Für die Kinder unter den Familienmitgliedern ist das Zählen der verbleibenden Tage bis zum Heiligabend am 24. Dezember ein ganz eigenes Spektakel. Daher sorgt der klassische Adventskalender jeden Tag für eine leckere Überraschung. Zumeist handelt es sich hierbei um eine Süßigkeit aus Schokolade. Heute gibt es auch viele Modelle der Adventskalender, die für die verschiedenen Geschmäcker gedacht sind.
Seit Jahrzehnten soll der Adventskalender den Kindern die Wartezeit auf den Weihnachtstag versüßen. Dieser Klassiker ist immer ein Kalender mit Süßigkeiten, die in weihnachtliche Formen eingegossen worden sind. Jedoch geht es heutzutage auch moderner und origineller. Daher reicht Angebot an themenbezogenen und außergewöhnlichen Adventskalendern. Für die Kinder und auch für Erwachsene gibt es inzwischen im Handel eine Vielzahl an Angeboten, in denen noch mehr enthalten ist, als Schokolade.

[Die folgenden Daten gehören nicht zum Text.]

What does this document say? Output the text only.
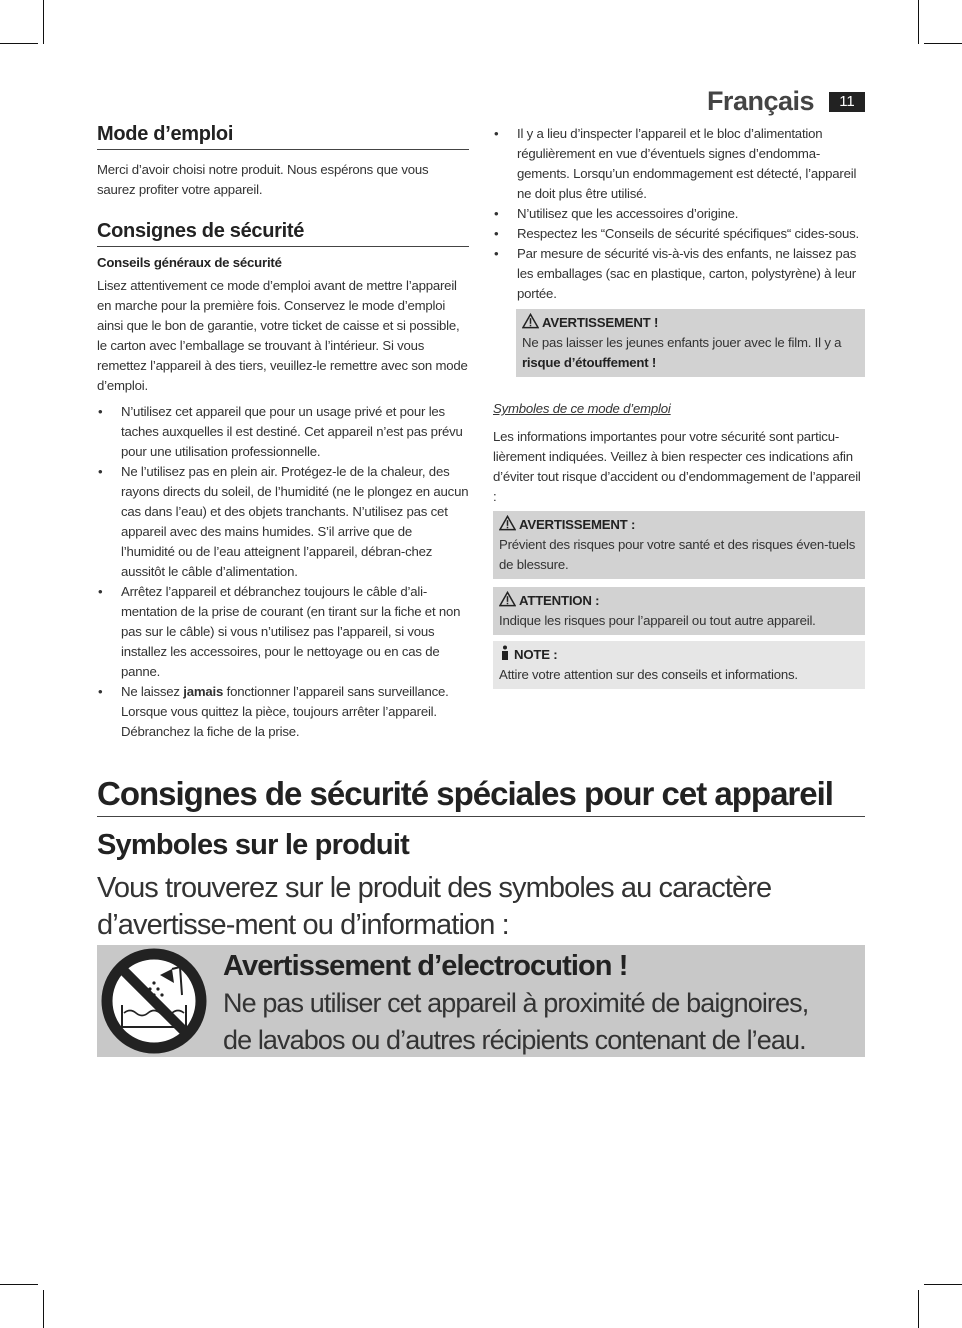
Français	11
Mode d’emploi

Merci d’avoir choisi notre produit. Nous espérons que vous saurez profiter votre appareil.

Consignes de sécurité
Conseils généraux de sécurité

Lisez attentivement ce mode d’emploi avant de mettre l’appareil en marche pour la première fois. Conservez le mode d’emploi ainsi que le bon de garantie, votre ticket de caisse et si possible, le carton avec l’emballage se trouvant à l’intérieur. Si vous remettez l’appareil à des tiers, veuillez-le remettre avec son mode d’emploi.

• N’utilisez cet appareil que pour un usage privé et pour les taches auxquelles il est destiné. Cet appareil n’est pas prévu pour une utilisation professionnelle.
• Ne l’utilisez pas en plein air. Protégez-le de la chaleur, des rayons directs du soleil, de l’humidité (ne le plongez en aucun cas dans l’eau) et des objets tranchants. N’utilisez pas cet appareil avec des mains humides. S’il arrive que de l’humidité ou de l’eau atteignent l’appareil, débran-chez aussitôt le câble d’alimentation.
• Arrêtez l’appareil et débranchez toujours le câble d’ali-mentation de la prise de courant (en tirant sur la fiche et non pas sur le câble) si vous n’utilisez pas l’appareil, si vous installez les accessoires, pour le nettoyage ou en cas de panne.
• Ne laissez jamais fonctionner l’appareil sans surveillance. Lorsque vous quittez la pièce, toujours arrêter l’appareil. Débranchez la fiche de la prise.
• Il y a lieu d’inspecter l’appareil et le bloc d’alimentation régulièrement en vue d’éventuels signes d’endomma-gements. Lorsqu’un endommagement est détecté, l’appareil ne doit plus être utilisé.
• N’utilisez que les accessoires d’origine.
• Respectez les “Conseils de sécurité spécifiques“ cides-sous.
• Par mesure de sécurité vis-à-vis des enfants, ne laissez pas les emballages (sac en plastique, carton, polystyrène) à leur portée.
AVERTISSEMENT !
Ne pas laisser les jeunes enfants jouer avec le film. Il y a
risque d’étouffement !
Symboles de ce mode d’emploi

Les informations importantes pour votre sécurité sont particu-lièrement indiquées. Veillez à bien respecter ces indications afin d’éviter tout risque d’accident ou d’endommagement de l’appareil :

AVERTISSEMENT :
Prévient des risques pour votre santé et des risques éven-tuels de blessure.
ATTENTION :
Indique les risques pour l’appareil ou tout autre appareil.
NOTE :
Attire votre attention sur des conseils et informations.
Consignes de sécurité spéciales pour cet appareil
Symboles sur le produit
Vous trouverez sur le produit des symboles au caractère d’avertisse-ment ou d’information :
Avertissement d’electrocution !
Ne pas utiliser cet appareil à proximité de baignoires,
de lavabos ou d’autres récipients contenant de l’eau.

Stiefel für den Nikolaustag putzen

Nikolaus Stiefel
Am 05. Dezember muss der Stiefel geputzt werden, damit am 06. Dezember auch der Nikolas diesen fühlen kann!

Vor der Bescherung an Heiligabend gibt es für viele Kinder eine kleinere Bescherung am 06. Dezember. Der beliebte Nikolaustag geht heute bereits mit einer langen Tradition einher. Daher putzen die Kinder am 05. Dezember sorgsam ihre Schuhe oder Stiefel, die vor die Zimmer- oder Haustür gestellt werden, sodass der Nikolaus sie mit kleinen Geschenken befüllen kann.
Dieser Brauch in der Nikolausnacht stammt schon aus dem Mittelalter. Zu jener Zeit warfen die Eltern den Kindern einfach die Geschenke zu. Dies passierte stets in Abhängigkeit von den Guttaten des Bischofs Nikolaus. Hier geschah eine echte Begebenheit. So hatten drei arme Schwestern Klumpen aus Gold zum Fenster hereingeworfen. Das Problem an der Art der Verteilung war die schlaue Fertigkeit, der älteren Geschwister, diese zu fangen. Um nun auch den Jüngeren eine Chance einzuräumen, wurde dazu übergegangen, die Geschenke in mitgebrachte Behälter zu füllen. Wenn es keine überschüssigen Schalen und Schüsseln gab, griffen arme Familien einfach auf Socken oder die Schuhe zurück. Weil nun auf glänzende und saubere Schuhe sehr gönnerhafte Spenden folgten, ist das Reinigen der Schuhe auch heute noch ein Teil dieses Brauchs. Daher stellen die Kinder am 5. Dezember ihre Stiefel vor die Tür. Der Nikolaus kommt dann über Nacht und am anderen Morgen finden sie hierin kleine Geschenke und Süßigkeiten, wenn die Stiefel ordentlich geputzt worden sind. So ist der Nikolaus von einem Haus zum anderen gegangen und hat diese Kleinigkeiten in den Stiefeln versteckt. Dieser Nikolaustag hat also schon vor Weihnachten Tradition. Dieser Tag ist einer der schönsten Weihnachtsbräuche.